The U.S. Supreme Court has ruled that contracts requiring individualized arbitration of employment-related disputes are enforceable and do not violate section 7 of the National Labor Relations Act (NLRA).
Some employers require their employees to enter into agreements binding the parties to arbitrate employment-related disputes. In recent years, many of those employers have drafted their mandatory-arbitration agreements to prohibit employees from pursuing class or collective actions, which can be costly and eliminate the informality and speed of arbitration. For example, the plaintiffs in the three cases decided by the Supreme Court on May 21, 2018, agreed not to pursue unpaid overtime claims under the Fair Labor Standards Act (FLSA) on behalf of other employees in class or collective actions.
In a reversal of its prior position, the National Labor Relations Board ruled in 2012 that arbitration agreements including class or collective action waivers violate section 7 of the NLRA, which permits employees to engage in “concerted activities for the purpose of collective bargaining or other mutual aid and protection.” D.R. Horton, Inc., 357 N.L.R.B. 2277. The Fifth Circuit Court of Appeals overturned the board’s decision, and the Second and Eleventh Circuits rendered similar decisions. But the Seventh and Ninth Circuits sided with the board, creating a circuit split that the Supreme Court stepped in to resolve.
The Court’s Decision
The Supreme Court’s decision can be summarized as follows:
- The Federal Arbitration Act (FAA) evinces a strong federal policy favoring arbitration on the terms agreed upon by the parties, including class- or collective-action waivers.

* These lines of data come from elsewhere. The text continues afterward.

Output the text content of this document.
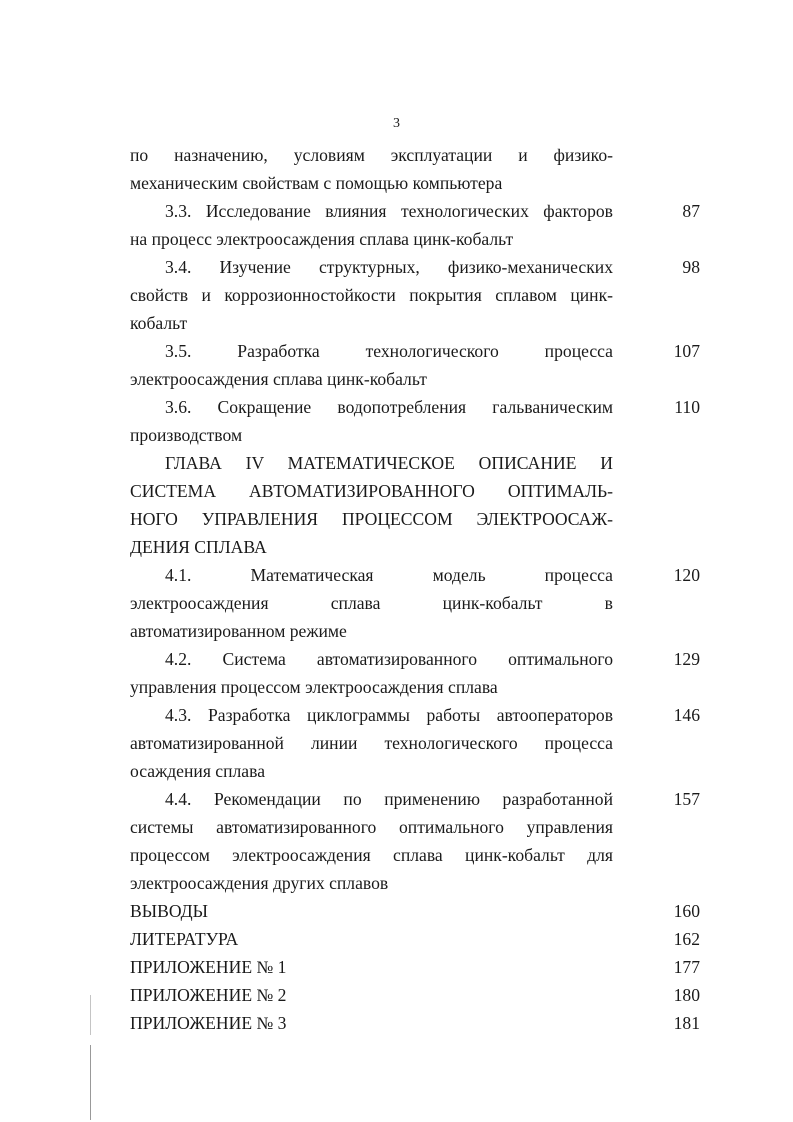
3
по назначению, условиям эксплуатации и физико-
механическим свойствам с помощью компьютера
3.3. Исследование влияния технологических факторов
на процесс электроосаждения сплава цинк-кобальт
87
3.4. Изучение структурных, физико-механических
свойств и коррозионностойкости покрытия сплавом цинк-
кобальт
98
3.5. Разработка технологического процесса
электроосаждения сплава цинк-кобальт
107
3.6. Сокращение водопотребления гальваническим
производством
110
ГЛАВА IV МАТЕМАТИЧЕСКОЕ ОПИСАНИЕ И
СИСТЕМА АВТОМАТИЗИРОВАННОГО ОПТИМАЛЬ-
НОГО УПРАВЛЕНИЯ ПРОЦЕССОМ ЭЛЕКТРООСАЖ-
ДЕНИЯ СПЛАВА
4.1. Математическая модель процесса
электроосаждения сплава цинк-кобальт в
автоматизированном режиме
120
4.2. Система автоматизированного оптимального
управления процессом электроосаждения сплава
129
4.3. Разработка циклограммы работы автооператоров
автоматизированной линии технологического процесса
осаждения сплава
146
4.4. Рекомендации по применению разработанной
системы автоматизированного оптимального управления
процессом электроосаждения сплава цинк-кобальт для
электроосаждения других сплавов
157
ВЫВОДЫ	160
ЛИТЕРАТУРА	162
ПРИЛОЖЕНИЕ № 1	177
ПРИЛОЖЕНИЕ № 2	180
ПРИЛОЖЕНИЕ № 3	181
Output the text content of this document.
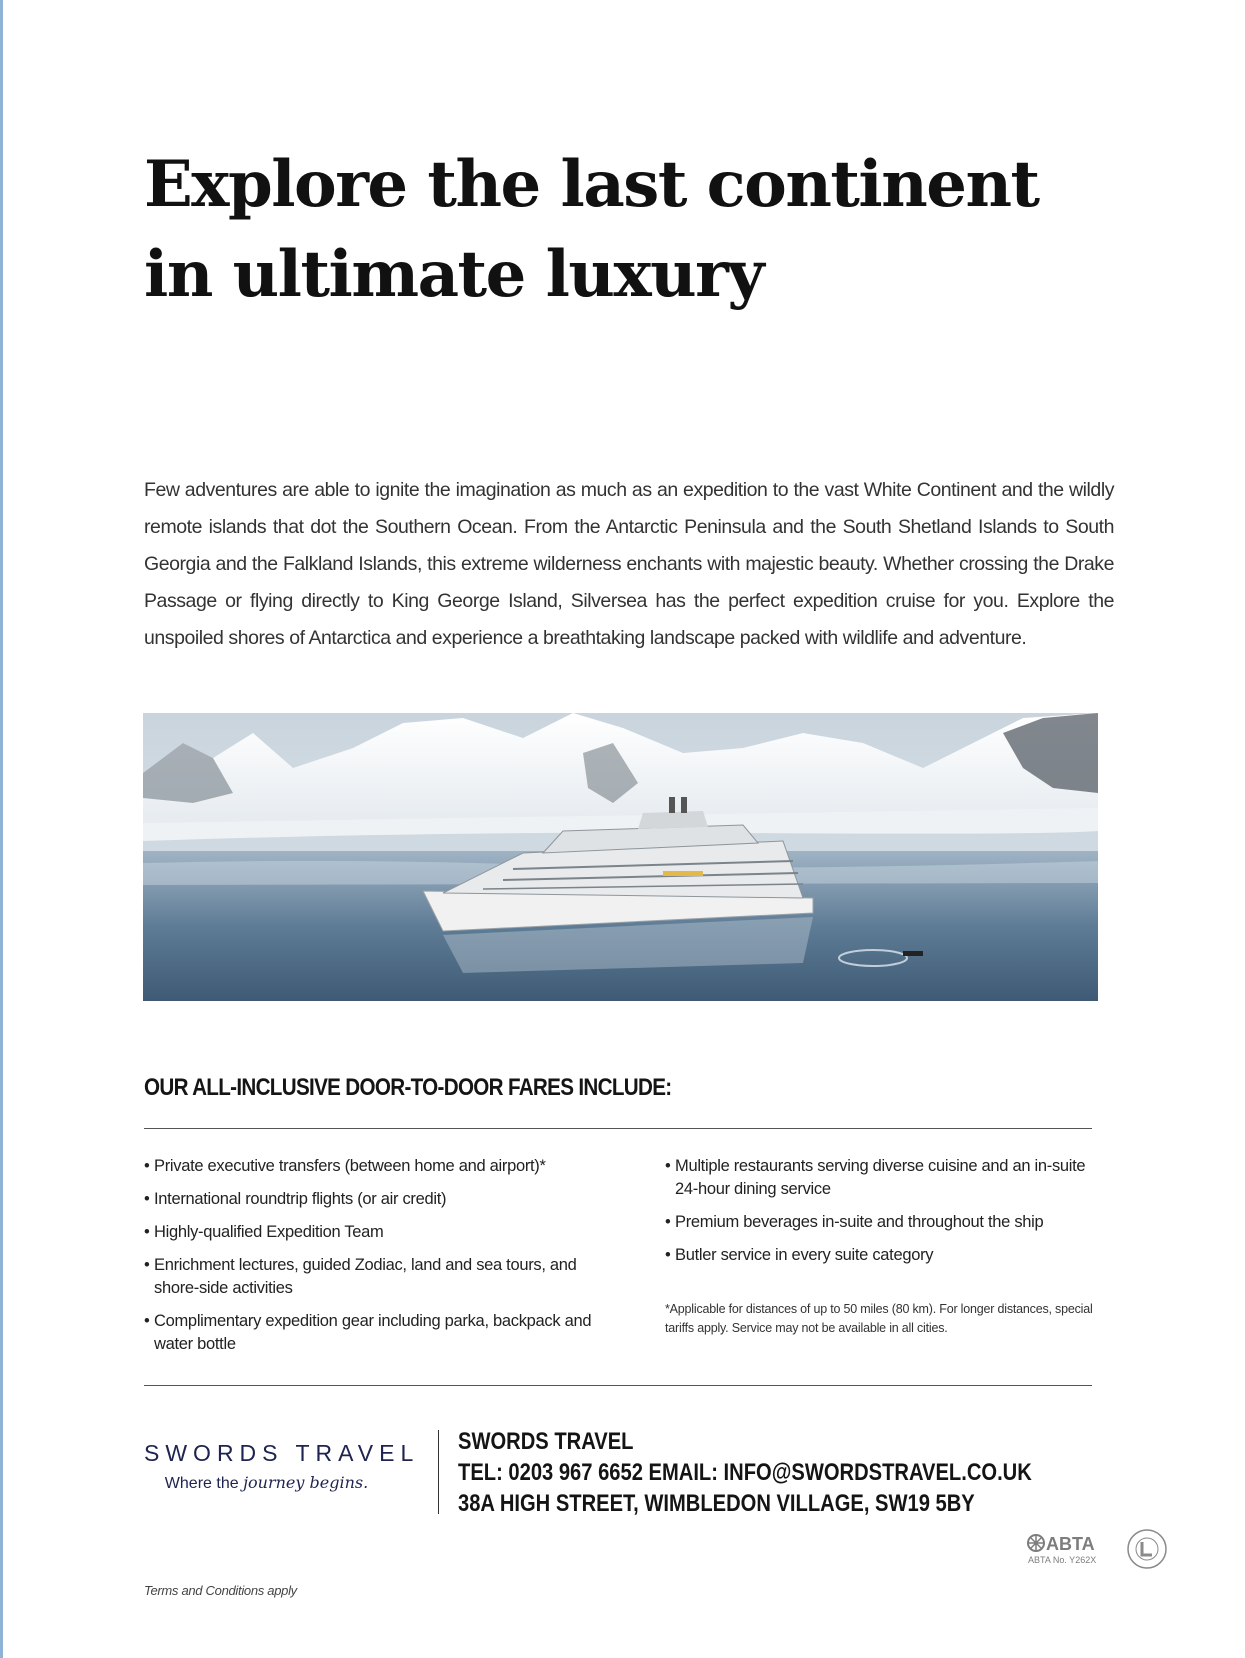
Explore the last continent
in ultimate luxury

Few adventures are able to ignite the imagination as much as an expedition to the vast White Continent and the wildly remote islands that dot the Southern Ocean. From the Antarctic Peninsula and the South Shetland Islands to South Georgia and the Falkland Islands, this extreme wilderness enchants with majestic beauty. Whether crossing the Drake Passage or flying directly to King George Island, Silversea has the perfect expedition cruise for you. Explore the unspoiled shores of Antarctica and experience a breathtaking landscape packed with wildlife and adventure.

OUR ALL-INCLUSIVE DOOR-TO-DOOR FARES INCLUDE:
• Private executive transfers (between home and airport)*
• International roundtrip flights (or air credit)
• Highly-qualified Expedition Team
• Enrichment lectures, guided Zodiac, land and sea tours, and shore-side activities
• Complimentary expedition gear including parka, backpack and water bottle
• Multiple restaurants serving diverse cuisine and an in-suite 24-hour dining service
• Premium beverages in-suite and throughout the ship
• Butler service in every suite category

*Applicable for distances of up to 50 miles (80 km). For longer distances, special tariffs apply. Service may not be available in all cities.

SWORDS TRAVEL
Where the journey begins.
SWORDS TRAVEL
TEL: 0203 967 6652 EMAIL: INFO@SWORDSTRAVEL.CO.UK
38A HIGH STREET, WIMBLEDON VILLAGE, SW19 5BY

Terms and Conditions apply

ABTA
ABTA No. Y262X
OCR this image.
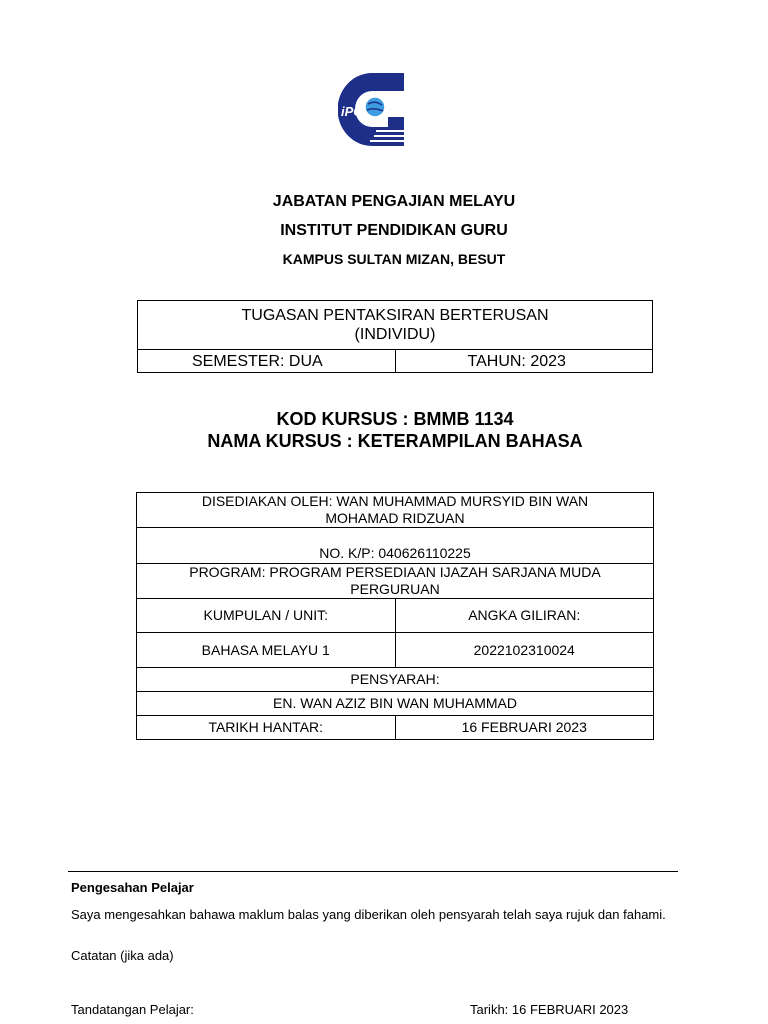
iPG
JABATAN PENGAJIAN MELAYU
INSTITUT PENDIDIKAN GURU
KAMPUS SULTAN MIZAN, BESUT
TUGASAN PENTAKSIRAN BERTERUSAN
(INDIVIDU)

SEMESTER: DUA	TAHUN: 2023
KOD KURSUS : BMMB 1134
NAMA KURSUS : KETERAMPILAN BAHASA
DISEDIAKAN OLEH: WAN MUHAMMAD MURSYID BIN WAN
MOHAMAD RIDZUAN	

NO. K/P: 040626110225	

PROGRAM: PROGRAM PERSEDIAAN IJAZAH SARJANA MUDA
PERGURUAN	

KUMPULAN / UNIT:	ANGKA GILIRAN:
BAHASA MELAYU 1	2022102310024
PENSYARAH:	
EN. WAN AZIZ BIN WAN MUHAMMAD	
TARIKH HANTAR:	16 FEBRUARI 2023
Pengesahan Pelajar
Saya mengesahkan bahawa maklum balas yang diberikan oleh pensyarah telah saya rujuk dan fahami.
Catatan (jika ada)
Tandatangan Pelajar:	Tarikh: 16 FEBRUARI 2023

- The NLRA does not mention class- or collective-action procedures, and it cannot be said to overrule the FAA by implication.
- Section 7 of the NLRA protects rights related to union organization and collective bargaining, which do not encompass rights to bring class or collective actions.
- The board’s interpretation of the NLRA is not entitled to deference because it limits the FAA, a statute that the board does not administer.